La honte au travail émerge souvent dans les situations d’évaluation, de conflit ou de visibilité forte, où chacun a peur d’être jugé sur sa performance. Les personnes sujettes au syndrome de l’imposteur, très présent dans les fonctions de support et de coordination, redoutent particulièrement d’être « démasquées ». Résultat : la honte et la culpabilité se vivent « de manière clandestine », rarement avec la hiérarchie, parfois uniquement avec un(e) collègue de confiance.

Pour les assistant(e)s, dont le rôle repose sur la fiabilité, la discrétion et le rapport direct avec des profils dirigeants, chaque écart ou « raté » peut prendre la dimension d’un défaut de professionnalisme. Cette pression permanente nourrit une vigilance extrême… et une peur constante de ne plus être à la hauteur.

« Ne pas être à la hauteur » : la peur de l’erreur

Dans des organisations où la perfection est parfois érigée en norme, la peur de l’erreur devient un puissant moteur de honte. La crainte de « faire une boulette » visible par un(e) dirigeant(e), un client ou tout un service pousse à l’hypercontrôle, au surinvestissement et à la remise en question systématique. Or la culture de l’infaillibilité contribue directement à l’augmentation du stress, du mal‑être et, à terme, à des risques de burn-out, notamment chez les profils les plus impliqués.

Dans ce contexte, le droit à l’erreur est rarement ressenti comme réel, même lorsqu’il figure dans les discours officiels. Valoriser l’apprentissage par l’erreur, plutôt que la sanction, permet pourtant aux salarié(e)s de ne plus voir leurs erreurs comme la preuve de leur incompétence, mais comme un levier de progression. Là où cette culture existe, l’autonomie, l’innovation et la prise d’initiative augmentent, ce qui bénéficie autant aux individus qu’à l’entreprise.
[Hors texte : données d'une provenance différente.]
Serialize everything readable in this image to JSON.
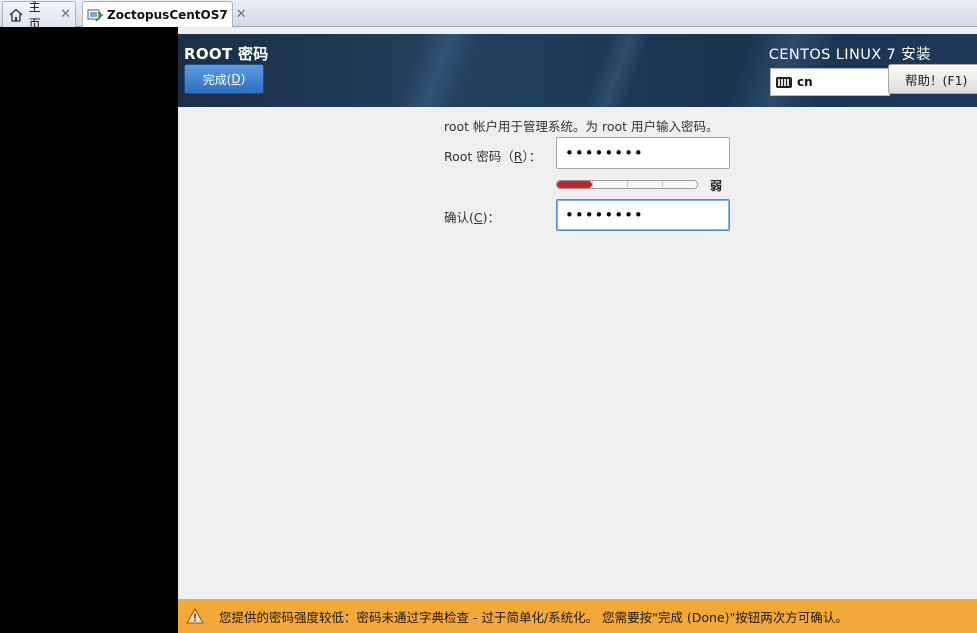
{
  "host_tabs": [
    {
      "label": "主页",
      "active": false
    },
    {
      "label": "ZoctopusCentOS7",
      "active": true
    }
  ],
  "header": {
    "page_title": "ROOT 密码",
    "done_button": {
      "text": "完成(",
      "mnemonic": "D",
      "text_end": ")"
    },
    "product_title": "CENTOS LINUX 7 安装",
    "keyboard_layout": "cn",
    "help_button": {
      "text": "帮助！(F1)"
    }
  },
  "form": {
    "intro": "root 帐户用于管理系统。为 root 用户输入密码。",
    "root_password": {
      "label_pre": "Root 密码（",
      "mnemonic": "R",
      "label_post": "）：",
      "value": "••••••••"
    },
    "strength": {
      "level": 0.25,
      "label": "弱",
      "color": "#c0262b"
    },
    "confirm": {
      "label_pre": "确认(",
      "mnemonic": "C",
      "label_post": ")：",
      "value": "••••••••"
    }
  },
  "warning": {
    "message": "您提供的密码强度较低：密码未通过字典检查 - 过于简单化/系统化。 您需要按\"完成 (Done)\"按钮两次方可确认。",
    "color": "#f3a93a"
  }
}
Origines sociales, codes implicites et sentiment de décalage

À la honte de l’erreur s’ajoute, pour une partie des assistant(e)s, une honte plus diffuse : celle de ne pas maîtriser les « bons » codes sociaux dans des univers très codifiés. Le langage, les références culturelles, la manière de s’habiller ou de se tenir en réunion font partie des éléments implicites qui signalent l’appartenance à un certain milieu. Une étude sur la discrimination liée à l’origine sociale montre que les codes sociaux (langage, comportements, tenue, politesse) sont un facteur discriminant identifié par 31 % des recruteurs et 22 % des candidat(e)s.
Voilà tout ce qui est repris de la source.